As health in the Peruvian Amazon is understood to be a balance between ‘hot and cold’, intake of ‘hot’ anti-malarials needs to be compensated by other components (diet, herbal remedies, baths, etc.) that restore health. The local construction of ADRs is part of this holistic perspective, which does not take drug reactions per se into consideration, but integrates them into a system of excesses and contrasts of ‘hot’ and ‘cold’. This local model includes five principles that have practical implications for adherence: (i) If treatment is abandoned, the illness remains ‘dormant’. Eating pork or drinking alcohol increases the risk that malaria ‘comes up’ or ‘relapses’; (ii) the ‘hot’ quality of anti-malarials poses a risk of ‘shock’, ‘allergies’, and other adverse reactions; (iii) this risk increases substantially if the patient ingests food, drinks, medicinal plants, or other remedies considered ‘hot’ (following the logic of ‘excess’) or ‘cold’ (following the logic of ‘contrast’), if the patient performs activities which ‘overheat’ the body, or if he gets exposed to excessive heat or sudden cold; (iv) the risk is reduced by tempering the body with ‘refreshing’ teas, foods, drugs, or baths; and (v) the person’s constitution increases or reduces the risk to suffer from adverse reactions.

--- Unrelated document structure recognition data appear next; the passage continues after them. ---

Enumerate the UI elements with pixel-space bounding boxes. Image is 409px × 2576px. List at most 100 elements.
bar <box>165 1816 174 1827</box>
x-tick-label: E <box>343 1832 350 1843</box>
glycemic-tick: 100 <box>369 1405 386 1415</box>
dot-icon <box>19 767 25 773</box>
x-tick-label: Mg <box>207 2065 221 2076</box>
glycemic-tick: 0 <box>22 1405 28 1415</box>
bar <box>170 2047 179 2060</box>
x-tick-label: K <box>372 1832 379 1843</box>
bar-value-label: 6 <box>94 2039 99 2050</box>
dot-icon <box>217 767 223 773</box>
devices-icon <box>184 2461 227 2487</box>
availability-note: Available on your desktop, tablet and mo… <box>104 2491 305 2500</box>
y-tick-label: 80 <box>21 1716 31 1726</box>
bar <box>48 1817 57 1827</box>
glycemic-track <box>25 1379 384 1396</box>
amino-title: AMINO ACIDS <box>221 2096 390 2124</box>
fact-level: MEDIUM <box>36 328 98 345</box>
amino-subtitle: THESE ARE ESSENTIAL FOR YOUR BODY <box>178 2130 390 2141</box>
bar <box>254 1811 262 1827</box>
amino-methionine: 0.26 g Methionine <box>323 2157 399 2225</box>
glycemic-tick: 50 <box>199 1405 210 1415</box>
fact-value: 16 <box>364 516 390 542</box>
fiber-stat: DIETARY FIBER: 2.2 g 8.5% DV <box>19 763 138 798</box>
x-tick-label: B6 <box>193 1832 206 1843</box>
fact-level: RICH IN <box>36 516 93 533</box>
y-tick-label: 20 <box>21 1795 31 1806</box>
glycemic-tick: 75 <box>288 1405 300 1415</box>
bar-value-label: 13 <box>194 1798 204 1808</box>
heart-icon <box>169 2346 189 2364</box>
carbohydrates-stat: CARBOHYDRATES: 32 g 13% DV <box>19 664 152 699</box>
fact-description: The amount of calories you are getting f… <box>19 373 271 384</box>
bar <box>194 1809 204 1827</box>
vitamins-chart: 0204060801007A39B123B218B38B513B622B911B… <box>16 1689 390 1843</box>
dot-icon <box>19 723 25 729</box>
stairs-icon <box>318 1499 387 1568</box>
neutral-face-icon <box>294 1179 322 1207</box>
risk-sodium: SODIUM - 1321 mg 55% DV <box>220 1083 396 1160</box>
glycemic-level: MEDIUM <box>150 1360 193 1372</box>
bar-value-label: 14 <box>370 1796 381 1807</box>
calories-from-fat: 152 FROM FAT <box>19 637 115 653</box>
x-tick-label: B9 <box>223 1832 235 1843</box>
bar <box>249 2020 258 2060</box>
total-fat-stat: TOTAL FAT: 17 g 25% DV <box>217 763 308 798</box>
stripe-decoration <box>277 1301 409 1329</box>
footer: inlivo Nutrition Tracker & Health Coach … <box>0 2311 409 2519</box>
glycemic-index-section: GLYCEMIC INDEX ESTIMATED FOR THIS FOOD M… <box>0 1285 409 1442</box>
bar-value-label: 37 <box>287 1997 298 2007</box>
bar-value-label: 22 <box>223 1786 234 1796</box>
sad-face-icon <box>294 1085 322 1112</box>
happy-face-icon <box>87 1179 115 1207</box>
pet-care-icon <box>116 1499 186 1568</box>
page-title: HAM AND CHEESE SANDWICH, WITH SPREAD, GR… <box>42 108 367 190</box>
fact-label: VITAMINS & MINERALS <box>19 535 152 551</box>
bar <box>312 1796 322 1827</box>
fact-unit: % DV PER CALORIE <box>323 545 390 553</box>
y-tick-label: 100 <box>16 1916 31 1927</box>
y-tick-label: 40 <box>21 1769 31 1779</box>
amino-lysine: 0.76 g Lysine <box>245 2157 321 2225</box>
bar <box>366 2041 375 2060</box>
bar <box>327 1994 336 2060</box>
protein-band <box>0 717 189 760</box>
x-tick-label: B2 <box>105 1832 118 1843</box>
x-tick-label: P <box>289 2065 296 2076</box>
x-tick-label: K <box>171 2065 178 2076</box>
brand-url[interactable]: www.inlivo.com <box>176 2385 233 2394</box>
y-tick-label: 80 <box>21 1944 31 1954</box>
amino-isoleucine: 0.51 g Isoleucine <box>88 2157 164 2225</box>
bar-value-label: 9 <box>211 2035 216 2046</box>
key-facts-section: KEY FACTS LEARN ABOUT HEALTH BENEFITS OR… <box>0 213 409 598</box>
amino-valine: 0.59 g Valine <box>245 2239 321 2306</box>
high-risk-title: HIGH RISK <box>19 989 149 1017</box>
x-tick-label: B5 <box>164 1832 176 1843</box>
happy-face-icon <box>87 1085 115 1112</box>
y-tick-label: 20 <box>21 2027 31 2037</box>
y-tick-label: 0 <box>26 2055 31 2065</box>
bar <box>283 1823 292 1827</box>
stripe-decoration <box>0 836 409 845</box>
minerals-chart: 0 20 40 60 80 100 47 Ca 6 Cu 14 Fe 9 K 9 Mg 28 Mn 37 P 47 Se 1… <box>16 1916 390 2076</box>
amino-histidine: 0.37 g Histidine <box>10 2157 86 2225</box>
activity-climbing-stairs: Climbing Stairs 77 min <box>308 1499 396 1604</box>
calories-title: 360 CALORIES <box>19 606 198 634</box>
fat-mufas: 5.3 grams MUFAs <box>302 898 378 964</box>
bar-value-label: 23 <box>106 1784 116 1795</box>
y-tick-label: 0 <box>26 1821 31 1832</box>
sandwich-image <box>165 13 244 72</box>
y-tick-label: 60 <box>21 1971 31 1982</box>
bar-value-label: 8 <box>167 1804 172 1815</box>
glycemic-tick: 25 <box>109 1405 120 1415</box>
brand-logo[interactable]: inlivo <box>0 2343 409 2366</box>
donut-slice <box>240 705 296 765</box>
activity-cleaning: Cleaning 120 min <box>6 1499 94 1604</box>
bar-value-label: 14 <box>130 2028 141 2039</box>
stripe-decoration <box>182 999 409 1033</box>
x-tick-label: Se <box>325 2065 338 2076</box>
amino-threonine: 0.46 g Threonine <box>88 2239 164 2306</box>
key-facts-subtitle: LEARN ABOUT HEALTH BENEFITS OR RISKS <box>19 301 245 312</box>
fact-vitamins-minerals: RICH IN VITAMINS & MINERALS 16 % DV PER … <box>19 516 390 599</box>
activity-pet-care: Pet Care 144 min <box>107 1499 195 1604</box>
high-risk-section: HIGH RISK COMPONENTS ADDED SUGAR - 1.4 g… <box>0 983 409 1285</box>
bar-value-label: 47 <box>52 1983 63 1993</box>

The implications of the local model for adherence can be two-sided. While it is true that the ‘hot and cold’ theory can prompt patients to interrupt treatments, the logic of balance that underlies the theory permits re-imagining treatment beyond dominant images in malaria interventions. Current approaches are grounded in the war metaphor (the war or the fight against malaria) and focused on biomedical-technological solutions [
25], which make anti-malarial campaigns pathogen and vector-centred. The implications of the war metaphor as used in the malaria field, are that the target is an objectified disease, anti-malarials are ‘weapons’, and experts (researchers, medical personnel) are the ‘fighters’, leaving aside people’s experiences and social realities. In contrast, the ‘body in balance’ metaphor, linked to the ‘hot and cold’ theory, as used in Iquitos and many other parts of the world, is clearly person-centred. Like the disease, medicines affect each person differently, according to their age and sex, to what they eat and drink, to their work and other activities. Anti-malarial drugs can heal, but they can can produce or increase imbalance and, therefore, disease. In this sense, the local model of malaria and its treatment in Iquitos is closer to patient/people-centred approaches than anti-malarial campaigns. A patient-centred approach includes not only the use of efficacious and quality medicinal products to target the disease, but takes a person’s circumstances, life conditions and feelings into account [
26].
The shift from pathogen to patient-centred approaches has implications for health promotion because a focus on people necessarily requires a horizontal, participatory approach that goes beyond designing health messages to encourage people to accept and adhere to treatments in order to ‘fight a disease’. Formative research is a useful way to elaborate health promotion strategies together with the communities, and as such respond to real needs [
27‐
29]. With regard to adherence promotion in the Peruvian context, a formative research approach would consider, for example, the interconnected nutritional, recreational, climatic, work conditions and so on, and identify, together with the affected communities, the best ways to commensurate effective treatments with local perceptions and experiences.
Moreover, the ‘hot and cold’ theory can serve as a valuable entry point for a systemic response to the disease accounting for its social and ecological determinants. Being multicausal and systemic, dynamic and relational, this perspective opens a window of opportunity for a multisectorial and transdisciplinary approach uniting public health goals and community needs.